Patients often resist changing their eating habits because they incorrectly perceive healthy eating to be expensive, time consuming and unappetizing, according to Sarris.

Sarris helps students budget their time and food dollars to create delicious meals that include dishes they already enjoy, only healthier.

“Our first class is actually on spaghetti ... showing how we can make small changes, small adaptations to that spaghetti to not only make it better for them, but to make it lower in calories so they can eat more, higher in fiber but lower in cost and taste better,” Sarris said.

The key, said Sarris, is planning — with a grocery list based on a well-thought out menu. A week’s menu should include 21 meals plus snacks and account for busy days by incorporating leftovers. Meal planners should begin with a few favorite dishes and cook in larger batches to freeze for later. Menus that incorporate ingredients used in more than one dish can allow shoppers to take advantage of cost savings with larger packages and time savings with ingredient preparation for more than one meal at a time. Of course, most of those ingredients should be fresh and whole foods that tend to be located along the perimeter of the grocery store.
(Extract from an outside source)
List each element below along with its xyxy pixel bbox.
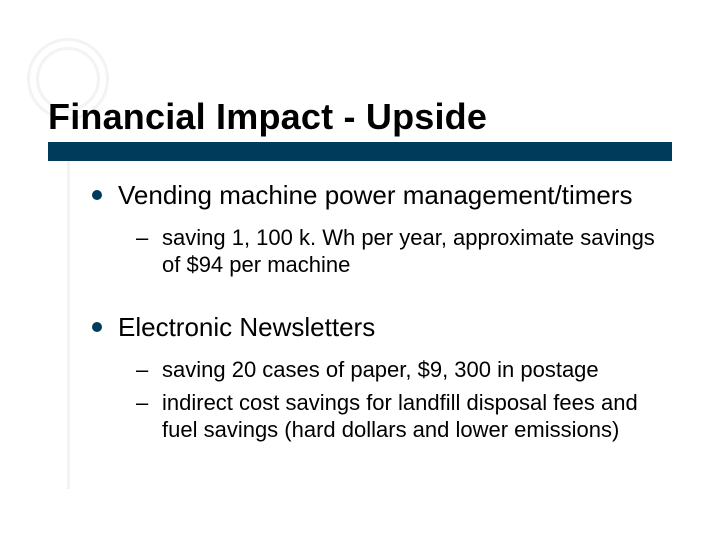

Sarris suggests saving time by identifying favorite brands and sticking with them and by using a smartphone grocery app, such as Grocery IQ, Grocery Gadget or Shopping List, that can save lists, menus and recipes.

Use in practice

The culinary medicine program gives physicians the tools they need to make good on their standard diet and lifestyle recommendations, according to Benjamin Leong, MD, a family medicine resident at Long Beach Memorial Medical Center in California and the student founder of the Goldring Center.

“I feel that diet, exercise and lifestyle modification have become lip service for many providers. It almost certainly appears on every patient’s medical record with chronic disease,” Leong told Endocrine Today.

Leong, who works in a busy outpatient setting, reviews laboratory tests and prescribes medications for his patients with chronic conditions. But he also provides concrete dietary information.

“Whether it is giving examples of high fiber foods, emphasizing certain oils, talking about other ways to season food outside of salt, among other tidbits, I have found that connecting with my patients using food leads to a more relaxed and effective patient–doctor relationship,” Leong told Endocrine Today. “It is very rewarding to see patients benefit from a combination of food and pharmacological intervention, and this serves as my continued inspiration to find ways to incorporate food as medicine into my clinical encounters.”

The Goldring Center now licenses its curriculum to more than 10% of U.S. medical schools and offers continuing medical education classes. – by Jill Rollet

Disclosure: Harlan, Leong and Sarris report no relevant financial disclosures.